Background: Hospitalized patients are often cohorted on specific inpatient wards in an effort to improve outcomes and provider satisfaction. When hospitalist beds are fully occupied, patients may be admitted to off-service inpatient units. Dispersion to multiple units has the potential to affect multiple outcomes. Hospitalist groups may develop cohorting programs, either in the form of one team on one unit, or measures to reduce the total number of units visited by each hospitalist daily. The objectives of this study were to determine if a protocol to enhance hospitalist localization:1. Was effective at reducing dispersion. 2. Improved quality metrics.

Methods: This study was undertaken at an 711 bed academic medical center with 578 medical/surgical beds from June 2022 to July 2023. During this period, the hospitalist team had an average daily census of 255 patients. The hospital assigned beds to each non-critical care service across 21 units. Of those beds, hospital medicine had 152 assigned beds in 6 units, resulting in a gap of 103 medicine patient beds and perceived significant dispersion. An updated localization protocol was implemented in January 2023. Tactics included:1. Assessing bed capacity in each assigned medicine unit and average census on hospitalist teams. Home teams and primary units were reassigned to accommodate patient volumes.2. Location and census of overflow patients was determined based on #1. Home teams were assigned secondary units for overflow. Secondary units did not have assigned medicine beds, but had high medicine overflow census.The primary measured outcome was dispersion, defined as the number of different units in which hospitalists had patients. Secondary outcomes and balancing measures included length of stay index (LOS-I), mortality index, 72-hour readmissions, patient satisfaction scores, and care coordination rounds (CCR) attendance. Subjective provider input was also obtained via survey. A student’s t test was used for statistical analysis.

Results: Dispersion decreased after protocol implementation, with average dispersion pre-implementation of 7.33 units visited daily and post-implementation of 6.51 units, with a net difference of 0.82 (p< 0.005) (table1). LOS-I also decreased. There were no differences in mortality index, 72-hour readmissions, patient satisfaction, or CCR attendance (table 1). Thirty nine percent of hospitalists responded to a survey regarding the localization protocol, with the majority reported either improvements or no change in workflow and satisfaction (table 2).

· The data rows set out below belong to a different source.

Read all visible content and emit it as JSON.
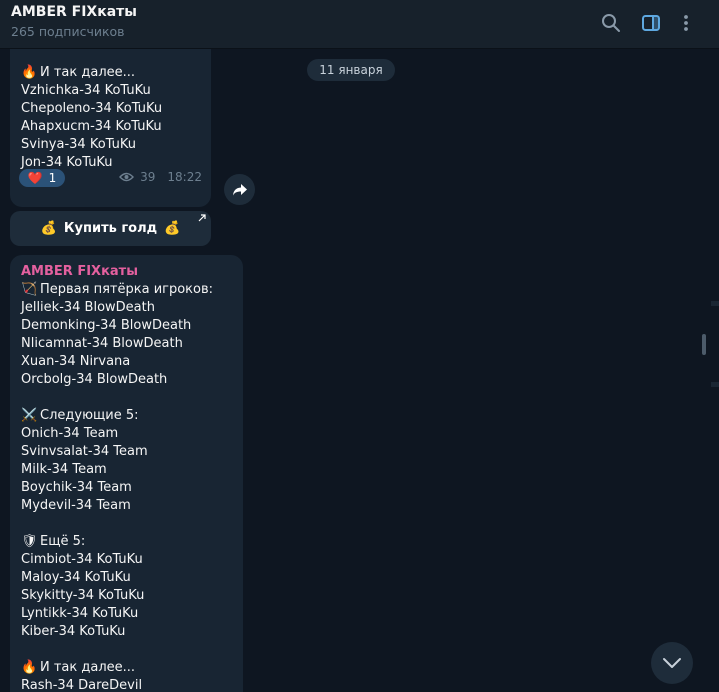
{
  "header": {
    "title": "AMBER FIXкаты",
    "subscribers": "265 подписчиков",
    "icons": [
      "search-icon",
      "sidebar-toggle-icon",
      "more-vertical-icon"
    ],
    "accent_color": "#5ea8e0"
  },
  "date_separator": "11 января",
  "message1": {
    "lines": [
      {
        "emoji": "🔥",
        "text": "И так далее..."
      },
      {
        "text": "Vzhichka-34 KoTuKu"
      },
      {
        "text": "Chepoleno-34 KoTuKu"
      },
      {
        "text": "Ahapxucm-34 KoTuKu"
      },
      {
        "text": "Svinya-34 KoTuKu"
      },
      {
        "text": "Jon-34 KoTuKu"
      }
    ],
    "reaction": {
      "emoji": "❤️",
      "count": "1"
    },
    "views": "39",
    "time": "18:22",
    "button_label": "Купить голд",
    "button_emoji": "💰"
  },
  "message2": {
    "author": "AMBER FIXкаты",
    "lines": [
      {
        "emoji": "🏹",
        "text": "Первая пятёрка игроков:"
      },
      {
        "text": "Jelliek-34 BlowDeath"
      },
      {
        "text": "Demonking-34 BlowDeath"
      },
      {
        "text": "Nlicamnat-34 BlowDeath"
      },
      {
        "text": "Xuan-34 Nirvana"
      },
      {
        "text": "Orcbolg-34 BlowDeath"
      },
      {
        "text": ""
      },
      {
        "emoji": "⚔️",
        "text": "Следующие 5:"
      },
      {
        "text": "Onich-34 Team"
      },
      {
        "text": "Svinvsalat-34 Team"
      },
      {
        "text": "Milk-34 Team"
      },
      {
        "text": "Boychik-34 Team"
      },
      {
        "text": "Mydevil-34 Team"
      },
      {
        "text": ""
      },
      {
        "emoji": "🛡",
        "text": "Ещё 5:"
      },
      {
        "text": "Cimbiot-34 KoTuKu"
      },
      {
        "text": "Maloy-34 KoTuKu"
      },
      {
        "text": "Skykitty-34 KoTuKu"
      },
      {
        "text": "Lyntikk-34 KoTuKu"
      },
      {
        "text": "Kiber-34 KoTuKu"
      },
      {
        "text": ""
      },
      {
        "emoji": "🔥",
        "text": "И так далее..."
      },
      {
        "text": "Rash-34 DareDevil"
      }
    ]
  }
}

Conclusions: This study demonstrated that a protocol to enhance hospitalist localization without adding newly assigned beds was effective at reducing dispersion. The overall impact was small, but statistically significant. This was additionally associated with a reduction in LOS-I, although causation cannot be directly known. Other metrics, including CCR attendance, mortality, readmissions, and patient satisfaction were not affected. Subjective assessment by hospitalist team members was either positive or neutral. It is possible that with larger reductions in dispersion, these measures may be more significantly impacted, so further interventions and study are required.